Il est aisé de voir l'économie admirable de cet organe. Une image fortement grossie en donne le détail, montre les rudes soies qui le hérissent, assez comparables aux brosses dont les fumeurs de pipes se servent pour entretenir leur calumet. Ces soies irritantes accrochent les fertiles poussières, les transportent de calice en calice, paient aux fleurs solitaires la rançon du miel en fécondité.
La configuration de l'abeille tout entière porte au plus haut degré ce caractère de spécialisation.
Ouvrez attentivement le corps de la bestiole; regardez à la loupe ce microcosme, cet univers en raccourci que dévoile aux regards le plus humble des êtres organisés.
La structure de l'abeille, avec ses dix mille paires d'yeux presbytes et ses trois ocelles myopes implantés sur le front comme l'œil unique de Polyphème, avec sa tête, son thorax, son abdomen dont les stigmates s'ouvrent à l'air du dehors (car l'insecte respire par le flanc), est à peu de chose près semblable à l'anatomie des autres hyménoptères, de la guêpe, sa sœur et de la mouche, sa cousine.
Mais l'appareil digestif, laboratoire du miel, est à peu près unique dans l'anatomie des insectes.
Voici, dominant l'estomac proprement dit et les intestins lovés en méandres, voici le jabot, assez comparable au deuxième estomac des ruminants.

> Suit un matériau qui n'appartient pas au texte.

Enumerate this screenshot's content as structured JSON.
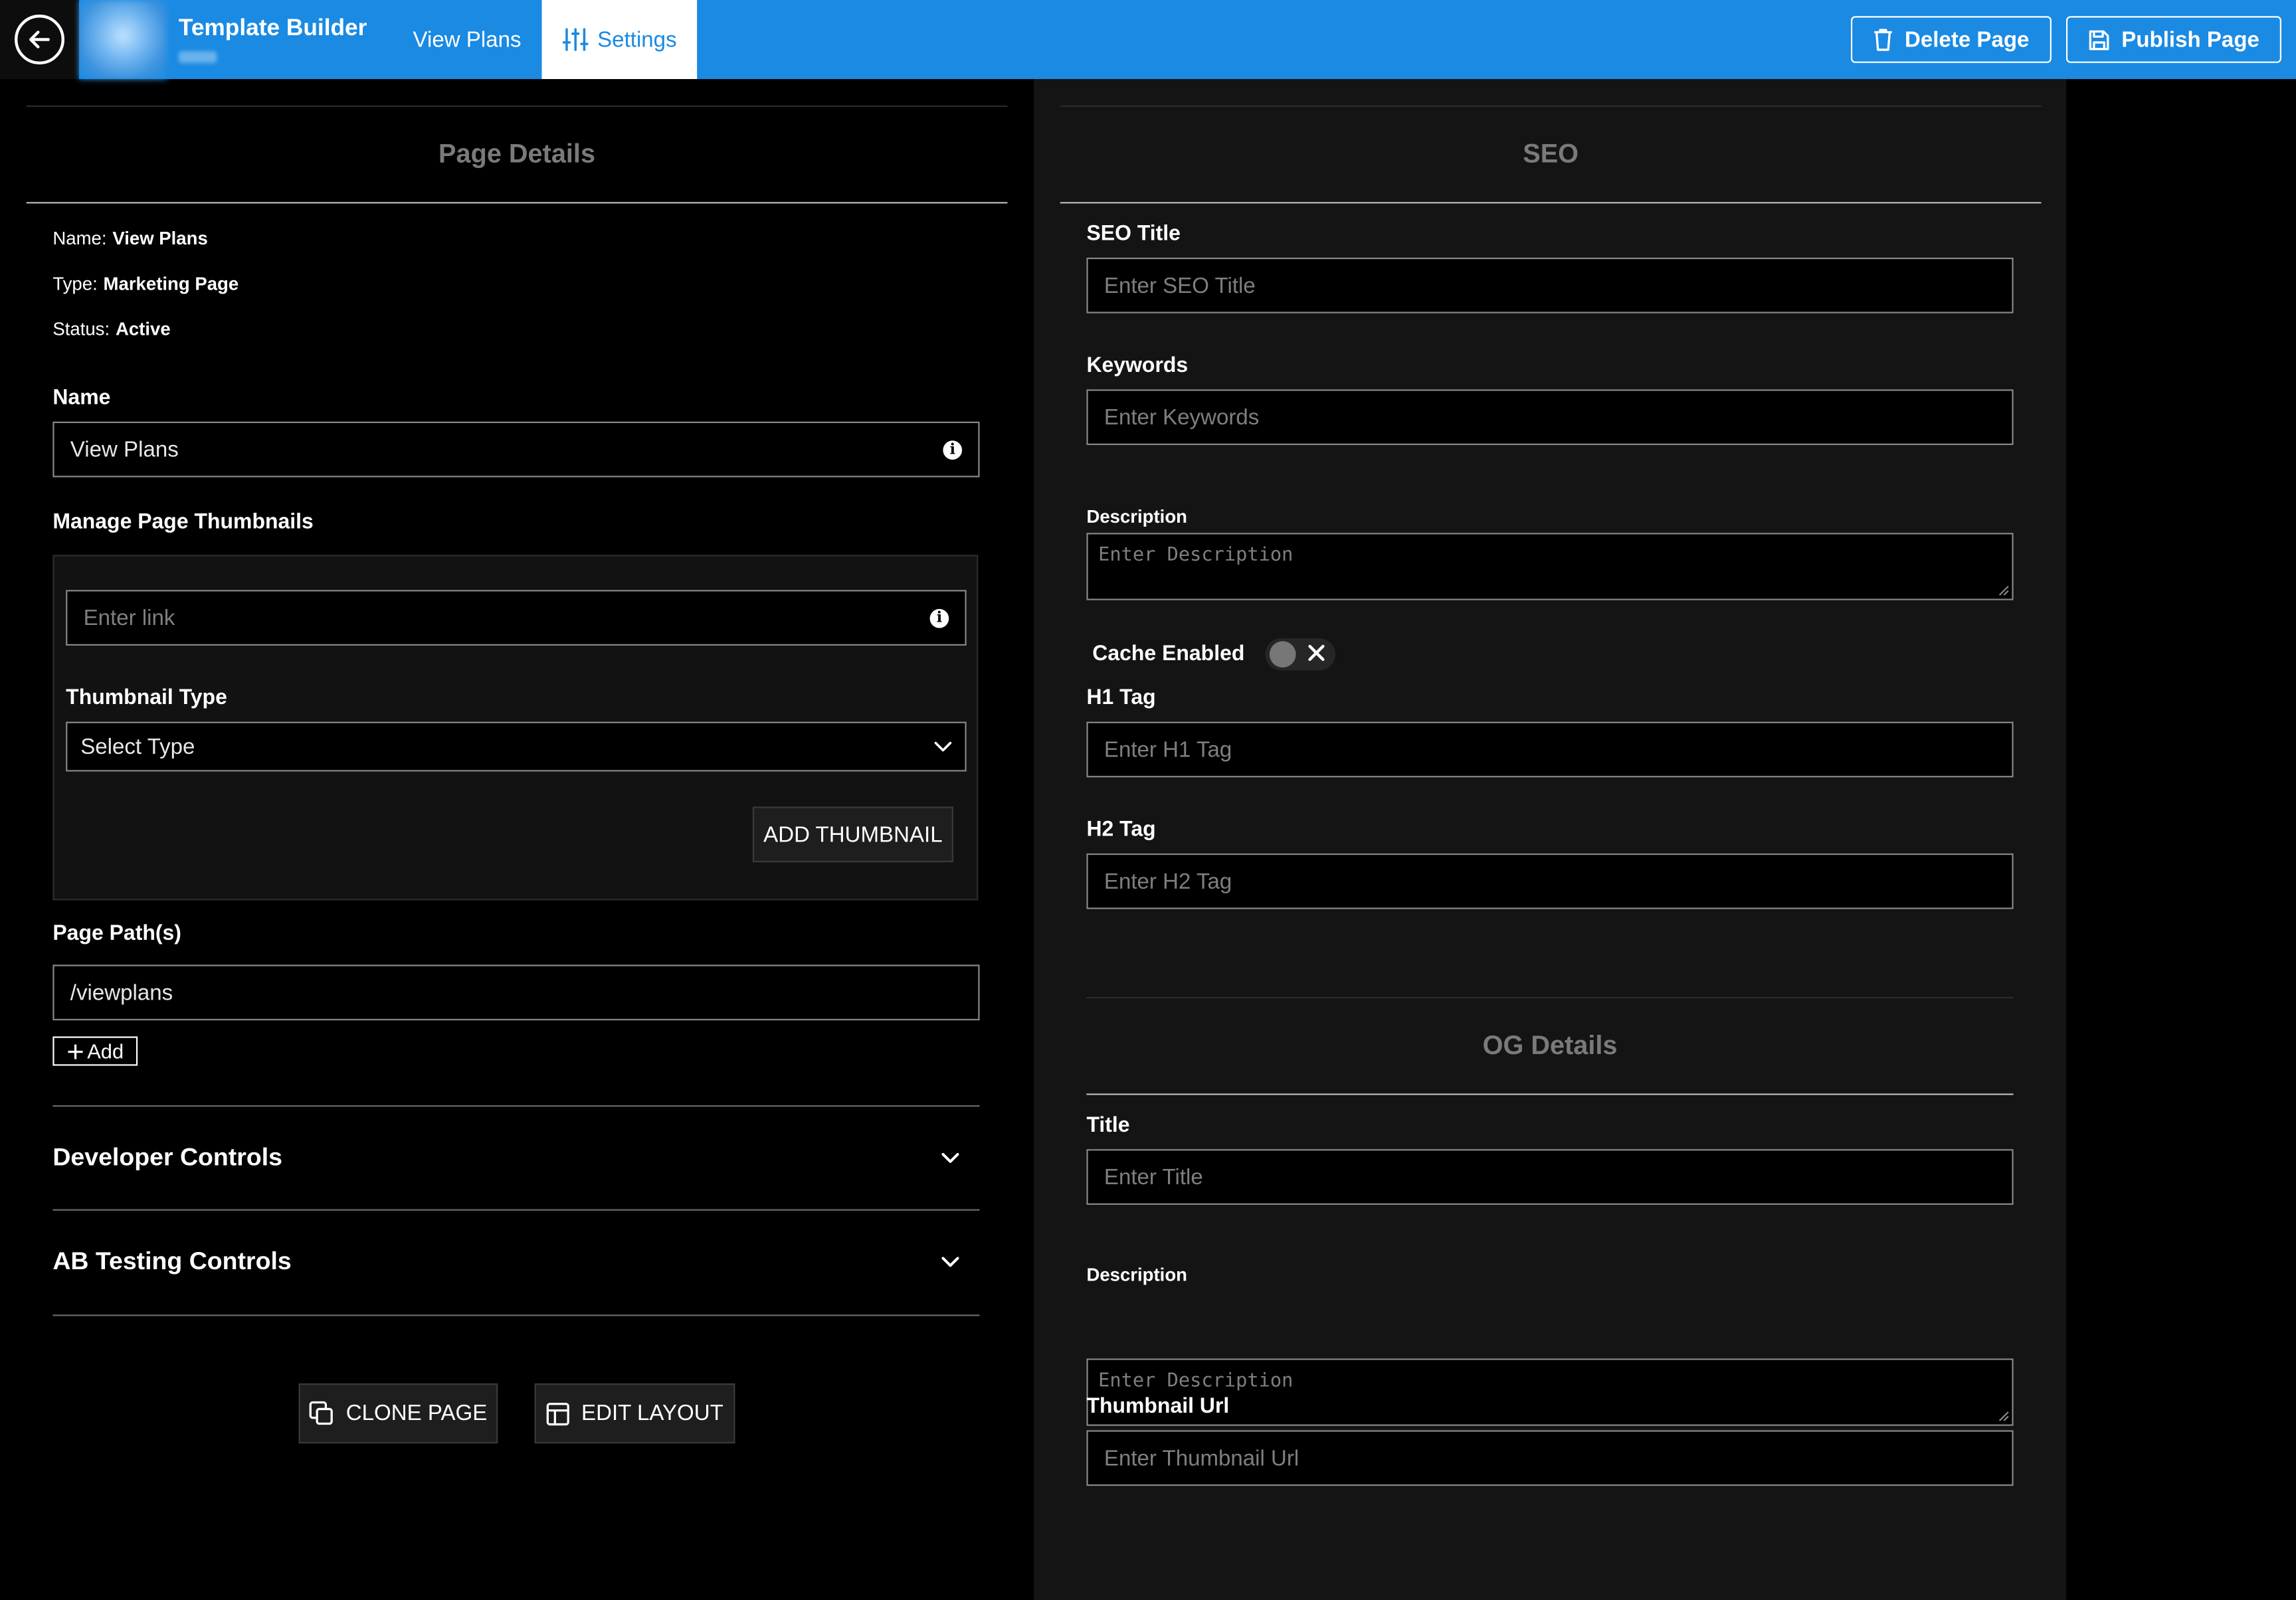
{
  "topbar": {
    "brand_title": "Template Builder",
    "tabs": [
      {
        "label": "View Plans",
        "active": false
      },
      {
        "label": "Settings",
        "active": true,
        "icon": "sliders-icon"
      }
    ],
    "delete_label": "Delete Page",
    "publish_label": "Publish Page",
    "accent_color": "#1a8ae3"
  },
  "page_details": {
    "title": "Page Details",
    "meta": [
      {
        "key": "Name:",
        "value": "View Plans"
      },
      {
        "key": "Type:",
        "value": "Marketing Page"
      },
      {
        "key": "Status:",
        "value": "Active"
      }
    ],
    "name_label": "Name",
    "name_value": "View Plans",
    "thumbnails_label": "Manage Page Thumbnails",
    "link_placeholder": "Enter link",
    "thumbnail_type_label": "Thumbnail Type",
    "thumbnail_type_value": "Select Type",
    "add_thumbnail_label": "ADD THUMBNAIL",
    "paths_label": "Page Path(s)",
    "path_value": "/viewplans",
    "add_label": "Add",
    "developer_controls": "Developer Controls",
    "ab_testing_controls": "AB Testing Controls",
    "clone_label": "CLONE PAGE",
    "edit_layout_label": "EDIT LAYOUT"
  },
  "seo": {
    "title": "SEO",
    "seo_title_label": "SEO Title",
    "seo_title_placeholder": "Enter SEO Title",
    "keywords_label": "Keywords",
    "keywords_placeholder": "Enter Keywords",
    "description_label": "Description",
    "description_placeholder": "Enter Description",
    "cache_label": "Cache Enabled",
    "cache_enabled": false,
    "h1_label": "H1 Tag",
    "h1_placeholder": "Enter H1 Tag",
    "h2_label": "H2 Tag",
    "h2_placeholder": "Enter H2 Tag"
  },
  "og": {
    "title": "OG Details",
    "title_label": "Title",
    "title_placeholder": "Enter Title",
    "description_label": "Description",
    "description_placeholder": "Enter Description",
    "thumbnail_label": "Thumbnail Url",
    "thumbnail_placeholder": "Enter Thumbnail Url"
  }
}
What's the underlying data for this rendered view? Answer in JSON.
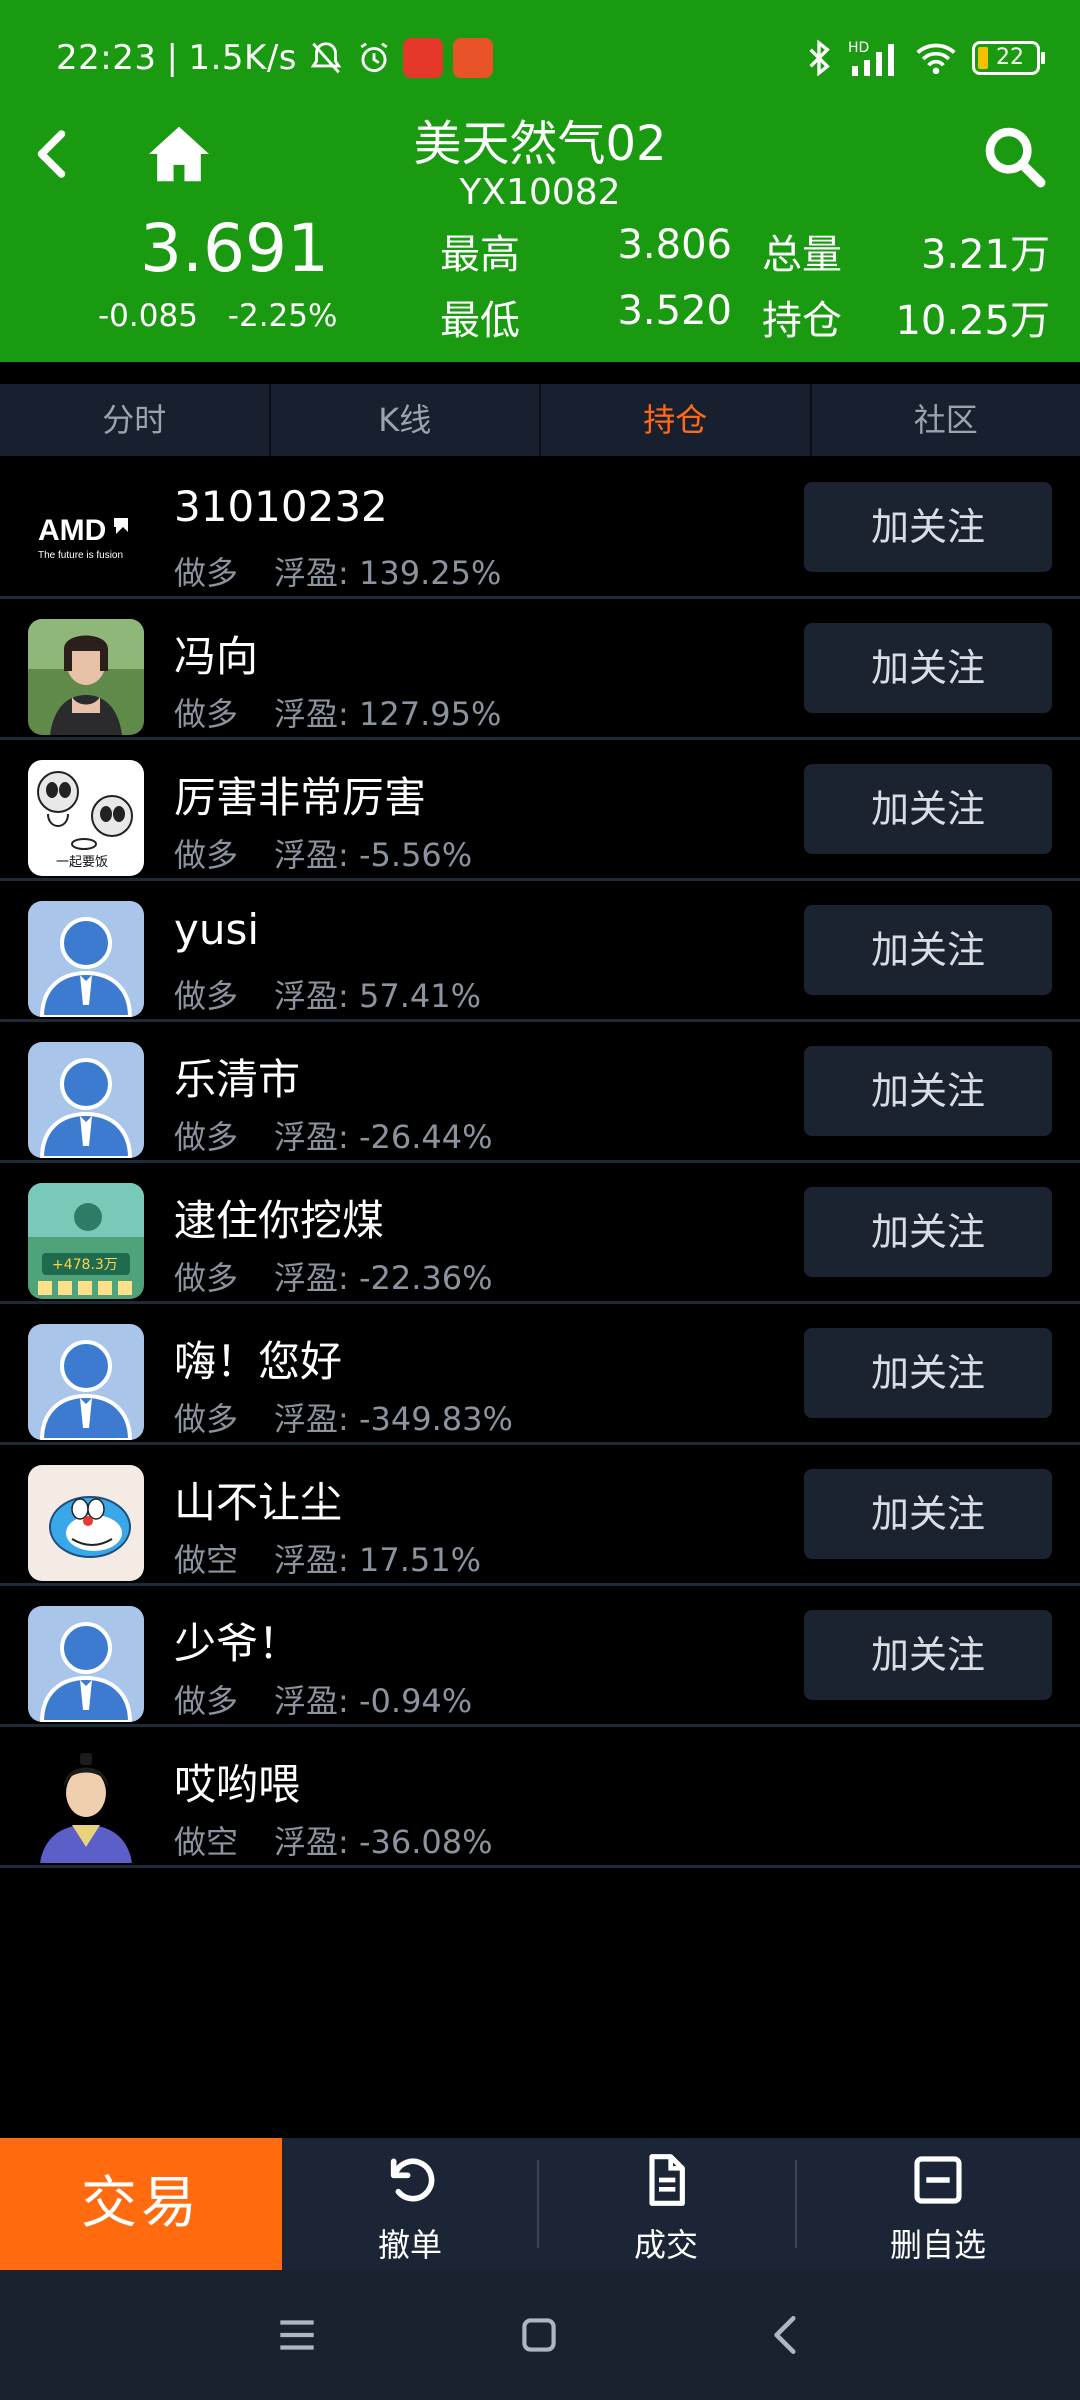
{
  "status": {
    "time": "22:23",
    "speed": "1.5K/s",
    "battery": "22"
  },
  "header": {
    "title": "美天然气02",
    "code": "YX10082",
    "price": "3.691",
    "change": "-0.085",
    "change_pct": "-2.25%",
    "high_label": "最高",
    "high_value": "3.806",
    "low_label": "最低",
    "low_value": "3.520",
    "volume_label": "总量",
    "volume_value": "3.21万",
    "position_label": "持仓",
    "position_value": "10.25万",
    "header_color": "#1a9a10"
  },
  "tabs": [
    {
      "label": "分时",
      "active": false
    },
    {
      "label": "K线",
      "active": false
    },
    {
      "label": "持仓",
      "active": true
    },
    {
      "label": "社区",
      "active": false
    }
  ],
  "accent_color": "#ff6a1a",
  "holders": [
    {
      "name": "31010232",
      "direction": "做多",
      "pnl_label": "浮盈:",
      "pnl": "139.25%",
      "avatar": "amd-logo",
      "follow": "加关注"
    },
    {
      "name": "冯向",
      "direction": "做多",
      "pnl_label": "浮盈:",
      "pnl": "127.95%",
      "avatar": "photo-woman",
      "follow": "加关注"
    },
    {
      "name": "厉害非常厉害",
      "direction": "做多",
      "pnl_label": "浮盈:",
      "pnl": "-5.56%",
      "avatar": "cartoon-meme",
      "follow": "加关注"
    },
    {
      "name": "yusi",
      "direction": "做多",
      "pnl_label": "浮盈:",
      "pnl": "57.41%",
      "avatar": "default-user",
      "follow": "加关注"
    },
    {
      "name": "乐清市",
      "direction": "做多",
      "pnl_label": "浮盈:",
      "pnl": "-26.44%",
      "avatar": "default-user",
      "follow": "加关注"
    },
    {
      "name": "逮住你挖煤",
      "direction": "做多",
      "pnl_label": "浮盈:",
      "pnl": "-22.36%",
      "avatar": "game-screenshot",
      "follow": "加关注"
    },
    {
      "name": "嗨！您好",
      "direction": "做多",
      "pnl_label": "浮盈:",
      "pnl": "-349.83%",
      "avatar": "default-user",
      "follow": "加关注"
    },
    {
      "name": "山不让尘",
      "direction": "做空",
      "pnl_label": "浮盈:",
      "pnl": "17.51%",
      "avatar": "doraemon",
      "follow": "加关注"
    },
    {
      "name": "少爷！",
      "direction": "做多",
      "pnl_label": "浮盈:",
      "pnl": "-0.94%",
      "avatar": "default-user",
      "follow": "加关注"
    },
    {
      "name": "哎哟喂",
      "direction": "做空",
      "pnl_label": "浮盈:",
      "pnl": "-36.08%",
      "avatar": "ancient-character",
      "follow": ""
    }
  ],
  "amd_logo": {
    "brand": "AMD",
    "tagline": "The future is fusion"
  },
  "meme_caption": "一起要饭",
  "game_caption": "+478.3万",
  "actions": {
    "trade": "交易",
    "cancel": "撤单",
    "deals": "成交",
    "remove_watch": "删自选"
  }
}
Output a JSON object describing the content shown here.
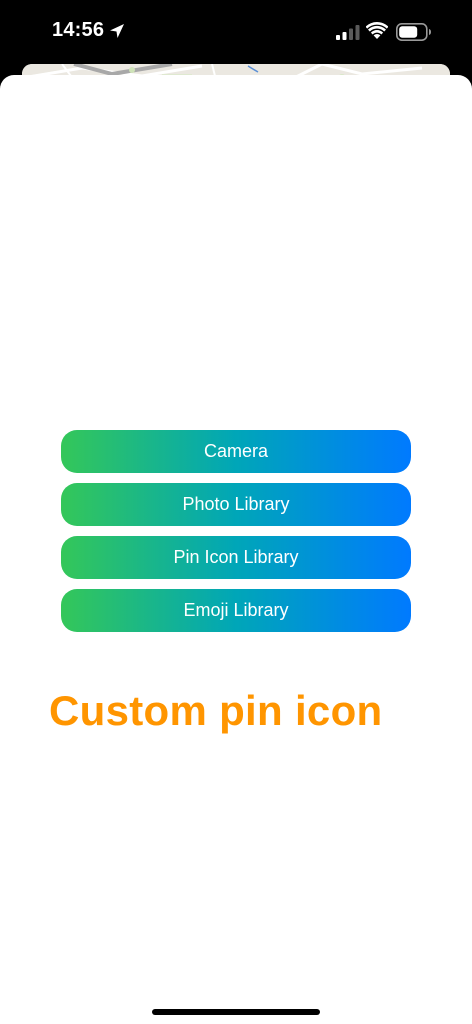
{
  "status_bar": {
    "time": "14:56",
    "icons": [
      "location-arrow-icon",
      "cellular-signal-icon",
      "wifi-icon",
      "battery-icon"
    ]
  },
  "sheet": {
    "buttons": [
      {
        "label": "Camera"
      },
      {
        "label": "Photo Library"
      },
      {
        "label": "Pin Icon Library"
      },
      {
        "label": "Emoji Library"
      }
    ],
    "headline": "Custom pin icon"
  },
  "colors": {
    "gradient_start": "#34c759",
    "gradient_end": "#007aff",
    "headline": "#ff9500",
    "button_text": "#ffffff",
    "sheet_background": "#ffffff"
  }
}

C'est la pièce antérieure dans laquelle tombe directement le nectar à peine dégluti. Il y subit une transformation immédiate, se dédouble en lévulose et en glucose. Animé par l'acide formique, il prend la riche saveur, ce goût âpre et délicieux qui fait du miel un incomparable aliment.
Enfin les anneaux de l'abdomen, par un mécanisme fort simple, rejettent la cire liquide, que l'insecte pétrit en boulette, puis élabore avec ses fortes mandibules pour en former les rayons.
«L'abeille est en sueur», disent les profanes, quand tout entière elle ruisselle des matériaux fluides encore qui serviront à édifier les murs, le Capitole des infiniment petits.
La patte de l'insecte ne manifeste pas une moindre adaptation à l'industrie.